Eric Reid catches up with Colin Kaepernick, whom he says is in a 'good place'

York calls 'unity' the biggest takeaway from meeting (1:51)

49ers CEO Jed York speaks with Jim Trotter in New York after owners met with players to discuss social justice issues and how the league handles them. (1:51)

SANTA CLARA, Calif. -- The night before sitting down with 11 active players, 11 NFL owners, commissioner Roger Goodell and representatives from the NFL Players Association on Tuesday morning, San Francisco 49ers safety Eric Reid met with Colin Kaepernick in New York.

Although Reid has said he has been in regular communication with Kaepernick, it's the first time he'd been able to see him since before the season started -- and it came only 24 hours after news broke that Kaepernick had filed a grievance under the collective bargaining agreement against NFL owners alleging collusion.

"He seemed like he was in a good place," Reid said of Kaepernick. "I don't want to talk too much about that out of respect for his case. But he's in good spirits."

One of the first things Reid noted when asked how Kaepernick was doing was how he looks physically. Reid said Kaepernick clearly looked like he'd been spending time in the weight room.

Kaepernick spent a big chunk of last season working to put weight back on after shoulder, thumb and knee surgeries prevented him from working out and left him well short of his traditional playing weight of 225 to 230 pounds. But Reid indicated that's no longer a problem for Kaepernick, who has not received an offer from a team since he opted out of his contract in March.

"He's doing well, working out, he's swole," Reid said. "He was joking with me because his arms got big, so he told me I have to get my curl game right. He looks good."

Aside from the usual catching up, Reid and Kaepernick also spent some time discussing issues Reid wanted to highlight in the meetings with NFL owners.

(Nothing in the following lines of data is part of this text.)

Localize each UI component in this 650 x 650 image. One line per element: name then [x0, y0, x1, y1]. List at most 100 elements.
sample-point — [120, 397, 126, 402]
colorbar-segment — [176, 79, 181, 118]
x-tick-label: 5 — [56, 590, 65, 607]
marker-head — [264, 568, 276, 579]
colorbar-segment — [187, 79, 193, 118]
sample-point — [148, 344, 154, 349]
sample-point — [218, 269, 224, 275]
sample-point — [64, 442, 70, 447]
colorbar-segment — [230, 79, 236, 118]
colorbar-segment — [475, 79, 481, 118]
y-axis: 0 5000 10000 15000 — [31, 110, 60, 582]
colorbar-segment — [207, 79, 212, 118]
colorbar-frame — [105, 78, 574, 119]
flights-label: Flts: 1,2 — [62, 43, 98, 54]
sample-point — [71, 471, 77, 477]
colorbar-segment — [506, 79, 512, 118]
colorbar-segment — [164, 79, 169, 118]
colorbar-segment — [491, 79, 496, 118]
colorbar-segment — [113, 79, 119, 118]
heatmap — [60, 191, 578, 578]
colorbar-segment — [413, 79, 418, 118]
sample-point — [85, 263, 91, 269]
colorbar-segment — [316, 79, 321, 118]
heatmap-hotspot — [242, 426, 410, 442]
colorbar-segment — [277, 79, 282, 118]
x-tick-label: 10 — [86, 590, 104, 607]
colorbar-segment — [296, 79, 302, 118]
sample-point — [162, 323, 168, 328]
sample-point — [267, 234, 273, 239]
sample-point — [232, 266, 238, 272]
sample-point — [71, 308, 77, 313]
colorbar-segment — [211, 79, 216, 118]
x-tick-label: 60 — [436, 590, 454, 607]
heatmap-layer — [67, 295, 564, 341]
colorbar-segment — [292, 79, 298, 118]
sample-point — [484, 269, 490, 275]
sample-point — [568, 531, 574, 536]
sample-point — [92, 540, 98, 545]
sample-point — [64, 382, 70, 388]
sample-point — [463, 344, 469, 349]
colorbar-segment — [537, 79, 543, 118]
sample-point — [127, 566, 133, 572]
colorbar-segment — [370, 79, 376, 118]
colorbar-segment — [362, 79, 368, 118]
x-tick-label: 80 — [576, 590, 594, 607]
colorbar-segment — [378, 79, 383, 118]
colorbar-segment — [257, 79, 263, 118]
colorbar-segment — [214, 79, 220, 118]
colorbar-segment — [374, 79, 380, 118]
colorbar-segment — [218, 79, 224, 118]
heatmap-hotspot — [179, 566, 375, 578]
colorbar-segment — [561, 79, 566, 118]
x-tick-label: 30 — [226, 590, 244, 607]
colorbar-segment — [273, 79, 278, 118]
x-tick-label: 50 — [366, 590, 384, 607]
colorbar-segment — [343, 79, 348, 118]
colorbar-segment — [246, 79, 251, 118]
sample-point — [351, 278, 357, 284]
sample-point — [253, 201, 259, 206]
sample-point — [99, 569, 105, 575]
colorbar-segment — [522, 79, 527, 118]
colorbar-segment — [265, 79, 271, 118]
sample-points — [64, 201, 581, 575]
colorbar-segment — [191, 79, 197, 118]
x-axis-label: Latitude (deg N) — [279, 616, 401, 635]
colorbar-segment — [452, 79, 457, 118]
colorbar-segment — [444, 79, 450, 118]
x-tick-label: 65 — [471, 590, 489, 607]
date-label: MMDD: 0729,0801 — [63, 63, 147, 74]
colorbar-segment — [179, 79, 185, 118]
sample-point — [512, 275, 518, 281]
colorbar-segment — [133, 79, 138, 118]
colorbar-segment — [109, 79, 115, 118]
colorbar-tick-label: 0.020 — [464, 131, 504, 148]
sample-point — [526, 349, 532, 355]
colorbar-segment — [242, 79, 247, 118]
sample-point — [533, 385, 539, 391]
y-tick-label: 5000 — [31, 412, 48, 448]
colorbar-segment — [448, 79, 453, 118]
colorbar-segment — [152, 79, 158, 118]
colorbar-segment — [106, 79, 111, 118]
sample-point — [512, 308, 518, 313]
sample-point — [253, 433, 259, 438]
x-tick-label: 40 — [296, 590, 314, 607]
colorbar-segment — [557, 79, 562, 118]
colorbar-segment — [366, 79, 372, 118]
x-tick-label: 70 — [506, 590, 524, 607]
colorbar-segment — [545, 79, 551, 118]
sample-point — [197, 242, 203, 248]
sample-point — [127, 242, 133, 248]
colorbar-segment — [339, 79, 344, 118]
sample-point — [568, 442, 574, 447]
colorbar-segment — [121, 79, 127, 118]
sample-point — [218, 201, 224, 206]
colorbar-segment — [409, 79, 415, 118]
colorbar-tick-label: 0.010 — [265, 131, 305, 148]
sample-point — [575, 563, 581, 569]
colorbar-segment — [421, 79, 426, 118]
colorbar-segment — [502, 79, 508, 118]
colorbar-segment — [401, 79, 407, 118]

"He had some ideas," Reid said. "A couple of the things that we discussed were his idea, things that we talked about last year when we started this. It's cool to see how it kind of comes full circle to give those ideas in the meeting with the owners."

While reports indicate the NFLPA asked Kaepernick to attend the meetings along with Reid and the other players, Reid said Kaepernick didn't go because he had not received an invitation directly from the league.

"From my understanding, he wasn't invited by the NFL, so he didn't want to show up and be out of place," Reid said.

Reid, however, came away from those meetings feeling the owners had a better understanding of the social justice issues some players have been protesting, as well as ensuring the narrative remains centered on those issues.

"I think it went well," Reid said. "It was a start, had a lot of good conversation, and I think we're on the path to what Colin and I were looking for when we first started protesting. The NFL has agreed to commit to a long-term plan and use their platform to continue to raise awareness around the issues that affect our country and help us feel like we don't need to protest. So we're [going in] the right direction."

Reid said Kaepernick's name came up during the roughly four-hour meeting when he talked about how everything started and traced the timeline of the protests back to last year. Reid's hope is that Kaepernick will be involved in future meetings, given his role in starting these conversations.

"I hope so," Reid said. "A lot of guys in that meeting, they've done work in the community before we started protesting, but Colin is instrumental because he started the protest. So I think he has a special place in this, so hopefully he does get a chance to go to the meetings in the future."

Reid was the first player to join Kaepernick's protest of racial inequality during the national anthem last year. He first knelt alongside Kaepernick before the final preseason game against the Chargers. Reid knelt with Kaepernick for all of the 2016 season, then said he planned to stand for the anthem this season.

That plan lasted through the first two preseason games before the racial unrest in Charlottesville, Virginia, caused Reid to rethink his position and resume kneeling. He knelt for the final two preseason games and has through each of the first six games this season.

Although encouraged by what he heard in New York, Reid said the plan is to continue the protest until conversation turns to action.

"It doesn't change our plans just yet," Reid said. "Like I said, it's a great starting point. Nothing is set in stone yet, so nothing is going to change on my part moving forward until we get more concrete plans and to where I feel like I don't need to protest anymore because the NFL is providing a better platform."